In the rural areas and in certain outlying parts of the Urban Council Area, uncovered pig pits are used for receiving human excreta. Flies and mal-odours are the inevitable accompaniments.
The collection and removal of nightsoil is controlled by conservancy by-laws made under the Public Health (Sanitation) Ordinance, No. 15 of 1935.
(b) Refuse disposal.
Refuse is collected from dustbins by the Sanitary Department of the Urban Council. The service is a twice daily one in the urban districts of Hong Kong and Kowloon and once daily in the Peak and outskirts of the purely urban areas. An appreciable proportion of the four hundred and eighty-four tons collected daily is carried in open baskets through the streets by women coolies who perform the service in return for being allowed to make use of remnants of food, etc., for pig wash. This private scavenging system possesses obvious drawbacks, especially during the summer months, since each coolie is accompanied by a cloud of flies some of which may detach themselves and enter premises along the route.

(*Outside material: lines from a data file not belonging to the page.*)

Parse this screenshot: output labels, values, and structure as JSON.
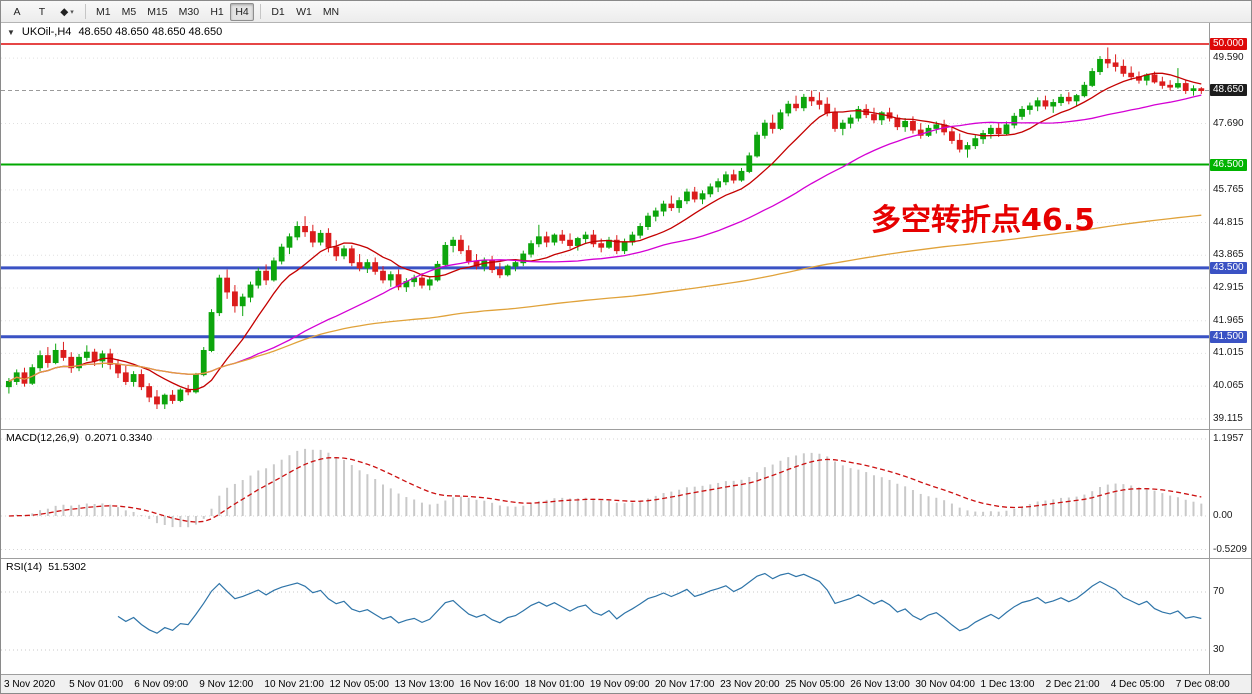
{
  "toolbar": {
    "tools": [
      {
        "label": "A"
      },
      {
        "label": "T"
      },
      {
        "label": "◆"
      }
    ],
    "dropdown_icon": "▾",
    "timeframes": [
      "M1",
      "M5",
      "M15",
      "M30",
      "H1",
      "H4",
      "D1",
      "W1",
      "MN"
    ],
    "active_timeframe": "H4"
  },
  "chart": {
    "collapse_icon": "▼",
    "title": "UKOil-,H4",
    "ohlc_text": "48.650 48.650 48.650 48.650",
    "annotation": {
      "text": "多空转折点46.5",
      "color": "#e60000"
    }
  },
  "chart_data": {
    "type": "candlestick",
    "symbol": "UKOil-",
    "timeframe": "H4",
    "colors": {
      "up": "#0da50d",
      "down": "#db1c1c",
      "grid": "#e0e0e0",
      "price_line": "#9a9a9a"
    },
    "current_price": {
      "value": 48.65,
      "label": "48.650"
    },
    "levels": [
      {
        "value": 50.0,
        "label": "50.000",
        "color": "#dd0808",
        "width": 1.5
      },
      {
        "value": 46.5,
        "label": "46.500",
        "color": "#00a800",
        "width": 2
      },
      {
        "value": 43.5,
        "label": "43.500",
        "color": "#3a52c4",
        "width": 3
      },
      {
        "value": 41.5,
        "label": "41.500",
        "color": "#3a52c4",
        "width": 3
      }
    ],
    "price_axis": [
      {
        "label": "50.000",
        "value": 50.0,
        "type": "red"
      },
      {
        "label": "49.590",
        "value": 49.59,
        "type": "tick"
      },
      {
        "label": "48.650",
        "value": 48.65,
        "type": "price"
      },
      {
        "label": "47.690",
        "value": 47.69,
        "type": "tick"
      },
      {
        "label": "46.500",
        "value": 46.5,
        "type": "green"
      },
      {
        "label": "45.765",
        "value": 45.765,
        "type": "tick"
      },
      {
        "label": "44.815",
        "value": 44.815,
        "type": "tick"
      },
      {
        "label": "43.865",
        "value": 43.865,
        "type": "tick"
      },
      {
        "label": "43.500",
        "value": 43.5,
        "type": "blue"
      },
      {
        "label": "42.915",
        "value": 42.915,
        "type": "tick"
      },
      {
        "label": "41.965",
        "value": 41.965,
        "type": "tick"
      },
      {
        "label": "41.500",
        "value": 41.5,
        "type": "blue"
      },
      {
        "label": "41.015",
        "value": 41.015,
        "type": "tick"
      },
      {
        "label": "40.065",
        "value": 40.065,
        "type": "tick"
      },
      {
        "label": "39.115",
        "value": 39.115,
        "type": "tick"
      }
    ],
    "moving_averages": [
      {
        "period": 10,
        "color": "#c40000"
      },
      {
        "period": 30,
        "color": "#d400d4"
      },
      {
        "period": 999,
        "color": "#e0a23a"
      }
    ],
    "indicators": {
      "macd": {
        "label": "MACD(12,26,9)",
        "values_text": "0.2071 0.3340",
        "fast": 12,
        "slow": 26,
        "signal": 9,
        "histogram_color": "#c9c9c9",
        "signal_color": "#cc1111",
        "axis": [
          {
            "label": "1.1957",
            "value": 1.1957
          },
          {
            "label": "0.00",
            "value": 0
          },
          {
            "label": "-0.5209",
            "value": -0.5209
          }
        ]
      },
      "rsi": {
        "label": "RSI(14)",
        "value_text": "51.5302",
        "period": 14,
        "line_color": "#2e74a8",
        "axis": [
          {
            "label": "70",
            "value": 70
          },
          {
            "label": "30",
            "value": 30
          }
        ]
      }
    },
    "time_axis": [
      "3 Nov 2020",
      "5 Nov 01:00",
      "6 Nov 09:00",
      "9 Nov 12:00",
      "10 Nov 21:00",
      "12 Nov 05:00",
      "13 Nov 13:00",
      "16 Nov 16:00",
      "18 Nov 01:00",
      "19 Nov 09:00",
      "20 Nov 17:00",
      "23 Nov 20:00",
      "25 Nov 05:00",
      "26 Nov 13:00",
      "30 Nov 04:00",
      "1 Dec 13:00",
      "2 Dec 21:00",
      "4 Dec 05:00",
      "7 Dec 08:00"
    ],
    "candles": [
      [
        40.05,
        40.3,
        39.85,
        40.2
      ],
      [
        40.2,
        40.55,
        40.1,
        40.45
      ],
      [
        40.45,
        40.6,
        40.05,
        40.15
      ],
      [
        40.15,
        40.7,
        40.1,
        40.6
      ],
      [
        40.6,
        41.1,
        40.5,
        40.95
      ],
      [
        40.95,
        41.2,
        40.6,
        40.75
      ],
      [
        40.75,
        41.3,
        40.7,
        41.1
      ],
      [
        41.1,
        41.35,
        40.8,
        40.9
      ],
      [
        40.9,
        41.05,
        40.45,
        40.6
      ],
      [
        40.6,
        41.0,
        40.5,
        40.9
      ],
      [
        40.9,
        41.25,
        40.8,
        41.05
      ],
      [
        41.05,
        41.15,
        40.65,
        40.8
      ],
      [
        40.8,
        41.1,
        40.6,
        41.0
      ],
      [
        41.0,
        41.15,
        40.55,
        40.7
      ],
      [
        40.7,
        40.85,
        40.3,
        40.45
      ],
      [
        40.45,
        40.65,
        40.1,
        40.2
      ],
      [
        40.2,
        40.5,
        40.05,
        40.4
      ],
      [
        40.4,
        40.55,
        39.95,
        40.05
      ],
      [
        40.05,
        40.15,
        39.6,
        39.75
      ],
      [
        39.75,
        39.95,
        39.4,
        39.55
      ],
      [
        39.55,
        39.85,
        39.4,
        39.8
      ],
      [
        39.8,
        39.95,
        39.55,
        39.65
      ],
      [
        39.65,
        40.0,
        39.6,
        39.95
      ],
      [
        39.95,
        40.1,
        39.8,
        39.9
      ],
      [
        39.9,
        40.45,
        39.85,
        40.4
      ],
      [
        40.4,
        41.2,
        40.35,
        41.1
      ],
      [
        41.1,
        42.3,
        41.05,
        42.2
      ],
      [
        42.2,
        43.3,
        42.1,
        43.2
      ],
      [
        43.2,
        43.45,
        42.6,
        42.8
      ],
      [
        42.8,
        43.0,
        42.2,
        42.4
      ],
      [
        42.4,
        42.75,
        42.1,
        42.65
      ],
      [
        42.65,
        43.1,
        42.5,
        43.0
      ],
      [
        43.0,
        43.5,
        42.9,
        43.4
      ],
      [
        43.4,
        43.6,
        43.0,
        43.15
      ],
      [
        43.15,
        43.8,
        43.1,
        43.7
      ],
      [
        43.7,
        44.2,
        43.6,
        44.1
      ],
      [
        44.1,
        44.5,
        43.9,
        44.4
      ],
      [
        44.4,
        44.85,
        44.3,
        44.7
      ],
      [
        44.7,
        45.0,
        44.4,
        44.55
      ],
      [
        44.55,
        44.75,
        44.1,
        44.25
      ],
      [
        44.25,
        44.6,
        44.15,
        44.5
      ],
      [
        44.5,
        44.65,
        43.95,
        44.1
      ],
      [
        44.1,
        44.3,
        43.7,
        43.85
      ],
      [
        43.85,
        44.15,
        43.75,
        44.05
      ],
      [
        44.05,
        44.15,
        43.55,
        43.65
      ],
      [
        43.65,
        43.9,
        43.4,
        43.5
      ],
      [
        43.5,
        43.75,
        43.35,
        43.65
      ],
      [
        43.65,
        43.8,
        43.3,
        43.4
      ],
      [
        43.4,
        43.55,
        43.05,
        43.15
      ],
      [
        43.15,
        43.4,
        42.95,
        43.3
      ],
      [
        43.3,
        43.45,
        42.85,
        42.95
      ],
      [
        42.95,
        43.2,
        42.8,
        43.1
      ],
      [
        43.1,
        43.3,
        42.95,
        43.2
      ],
      [
        43.2,
        43.35,
        42.9,
        43.0
      ],
      [
        43.0,
        43.25,
        42.85,
        43.15
      ],
      [
        43.15,
        43.7,
        43.1,
        43.6
      ],
      [
        43.6,
        44.25,
        43.55,
        44.15
      ],
      [
        44.15,
        44.4,
        43.95,
        44.3
      ],
      [
        44.3,
        44.45,
        43.9,
        44.0
      ],
      [
        44.0,
        44.15,
        43.6,
        43.7
      ],
      [
        43.7,
        43.9,
        43.45,
        43.55
      ],
      [
        43.55,
        43.8,
        43.4,
        43.7
      ],
      [
        43.7,
        43.85,
        43.35,
        43.45
      ],
      [
        43.45,
        43.65,
        43.2,
        43.3
      ],
      [
        43.3,
        43.6,
        43.25,
        43.55
      ],
      [
        43.55,
        43.75,
        43.4,
        43.65
      ],
      [
        43.65,
        44.0,
        43.55,
        43.9
      ],
      [
        43.9,
        44.3,
        43.8,
        44.2
      ],
      [
        44.2,
        44.75,
        44.1,
        44.4
      ],
      [
        44.4,
        44.55,
        44.1,
        44.25
      ],
      [
        44.25,
        44.5,
        44.15,
        44.45
      ],
      [
        44.45,
        44.6,
        44.2,
        44.3
      ],
      [
        44.3,
        44.5,
        44.05,
        44.15
      ],
      [
        44.15,
        44.4,
        44.0,
        44.35
      ],
      [
        44.35,
        44.55,
        44.2,
        44.45
      ],
      [
        44.45,
        44.6,
        44.1,
        44.2
      ],
      [
        44.2,
        44.35,
        43.95,
        44.1
      ],
      [
        44.1,
        44.4,
        44.05,
        44.3
      ],
      [
        44.3,
        44.45,
        43.9,
        44.0
      ],
      [
        44.0,
        44.35,
        43.9,
        44.25
      ],
      [
        44.25,
        44.55,
        44.15,
        44.45
      ],
      [
        44.45,
        44.8,
        44.35,
        44.7
      ],
      [
        44.7,
        45.1,
        44.6,
        45.0
      ],
      [
        45.0,
        45.25,
        44.85,
        45.15
      ],
      [
        45.15,
        45.45,
        45.0,
        45.35
      ],
      [
        45.35,
        45.6,
        45.15,
        45.25
      ],
      [
        45.25,
        45.55,
        45.1,
        45.45
      ],
      [
        45.45,
        45.8,
        45.35,
        45.7
      ],
      [
        45.7,
        45.85,
        45.4,
        45.5
      ],
      [
        45.5,
        45.75,
        45.35,
        45.65
      ],
      [
        45.65,
        45.95,
        45.55,
        45.85
      ],
      [
        45.85,
        46.1,
        45.7,
        46.0
      ],
      [
        46.0,
        46.3,
        45.9,
        46.2
      ],
      [
        46.2,
        46.35,
        45.95,
        46.05
      ],
      [
        46.05,
        46.4,
        46.0,
        46.3
      ],
      [
        46.3,
        46.85,
        46.25,
        46.75
      ],
      [
        46.75,
        47.45,
        46.7,
        47.35
      ],
      [
        47.35,
        47.8,
        47.25,
        47.7
      ],
      [
        47.7,
        47.95,
        47.4,
        47.55
      ],
      [
        47.55,
        48.1,
        47.5,
        48.0
      ],
      [
        48.0,
        48.35,
        47.9,
        48.25
      ],
      [
        48.25,
        48.5,
        48.05,
        48.15
      ],
      [
        48.15,
        48.55,
        48.05,
        48.45
      ],
      [
        48.45,
        48.65,
        48.2,
        48.35
      ],
      [
        48.35,
        48.6,
        48.1,
        48.25
      ],
      [
        48.25,
        48.45,
        47.9,
        48.0
      ],
      [
        48.0,
        48.15,
        47.45,
        47.55
      ],
      [
        47.55,
        47.8,
        47.35,
        47.7
      ],
      [
        47.7,
        47.95,
        47.55,
        47.85
      ],
      [
        47.85,
        48.2,
        47.75,
        48.1
      ],
      [
        48.1,
        48.25,
        47.85,
        47.95
      ],
      [
        47.95,
        48.15,
        47.7,
        47.8
      ],
      [
        47.8,
        48.05,
        47.65,
        48.0
      ],
      [
        48.0,
        48.15,
        47.75,
        47.85
      ],
      [
        47.85,
        47.95,
        47.5,
        47.6
      ],
      [
        47.6,
        47.85,
        47.45,
        47.75
      ],
      [
        47.75,
        47.9,
        47.4,
        47.5
      ],
      [
        47.5,
        47.7,
        47.25,
        47.35
      ],
      [
        47.35,
        47.65,
        47.3,
        47.55
      ],
      [
        47.55,
        47.75,
        47.4,
        47.65
      ],
      [
        47.65,
        47.8,
        47.35,
        47.45
      ],
      [
        47.45,
        47.6,
        47.1,
        47.2
      ],
      [
        47.2,
        47.4,
        46.85,
        46.95
      ],
      [
        46.95,
        47.15,
        46.7,
        47.05
      ],
      [
        47.05,
        47.35,
        46.95,
        47.25
      ],
      [
        47.25,
        47.5,
        47.1,
        47.4
      ],
      [
        47.4,
        47.65,
        47.25,
        47.55
      ],
      [
        47.55,
        47.7,
        47.3,
        47.4
      ],
      [
        47.4,
        47.75,
        47.35,
        47.65
      ],
      [
        47.65,
        48.0,
        47.55,
        47.9
      ],
      [
        47.9,
        48.2,
        47.8,
        48.1
      ],
      [
        48.1,
        48.3,
        47.95,
        48.2
      ],
      [
        48.2,
        48.45,
        48.05,
        48.35
      ],
      [
        48.35,
        48.5,
        48.1,
        48.2
      ],
      [
        48.2,
        48.4,
        48.0,
        48.3
      ],
      [
        48.3,
        48.55,
        48.2,
        48.45
      ],
      [
        48.45,
        48.6,
        48.25,
        48.35
      ],
      [
        48.35,
        48.55,
        48.2,
        48.5
      ],
      [
        48.5,
        48.9,
        48.45,
        48.8
      ],
      [
        48.8,
        49.3,
        48.75,
        49.2
      ],
      [
        49.2,
        49.65,
        49.1,
        49.55
      ],
      [
        49.55,
        49.9,
        49.3,
        49.45
      ],
      [
        49.45,
        49.7,
        49.2,
        49.35
      ],
      [
        49.35,
        49.55,
        49.05,
        49.15
      ],
      [
        49.15,
        49.35,
        48.95,
        49.05
      ],
      [
        49.05,
        49.2,
        48.85,
        48.95
      ],
      [
        48.95,
        49.15,
        48.8,
        49.1
      ],
      [
        49.1,
        49.2,
        48.85,
        48.9
      ],
      [
        48.9,
        49.05,
        48.7,
        48.8
      ],
      [
        48.8,
        48.95,
        48.65,
        48.75
      ],
      [
        48.75,
        49.3,
        48.7,
        48.85
      ],
      [
        48.85,
        48.95,
        48.55,
        48.65
      ],
      [
        48.65,
        48.8,
        48.5,
        48.7
      ],
      [
        48.7,
        48.75,
        48.55,
        48.65
      ]
    ]
  }
}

About three-quarters of the refuse is collected into covered Sanitary Department motor lorries of which twelve function in Hong Kong with about half that number in Kowloon. Household waste from these and that carried in open baskets is tipped into barges or dust boats, five of which are stationed at various parts of the sea front in Hong Kong and four in Kowloon.
The dust boats lie alongside for several hours each day and are a prolific source of flies during the summer months.
They are taken by tugs, except when equipped with their own power, to a refuse disposal area established in the shallow waters of Kowloon Bay at Kun Tong. A considerable amount of land has already been formed in this way and should be valuable after consolidation for building purposes. The refuse is top-dressed with a foot or more of dredged sand and mud from the approaches to Hong Kong harbour. Once the filling area is reduced to reasonable proportions, the fly nuisance at this dump should be very considerably lessened.
Spraying of insecticide is carried out on the dust boats before they return to their urban stations, but this is only partially effective and it is usual for many flies to be transported back. This nuisance has been lessened in some degree since coolies working on the dust boats were forbidden to comb the refuse for rags, etc., and to take these back in the boats returning from the disposal area. A second refuse dump is maintained in swampy land near Aberdeen on Hong Kong Island.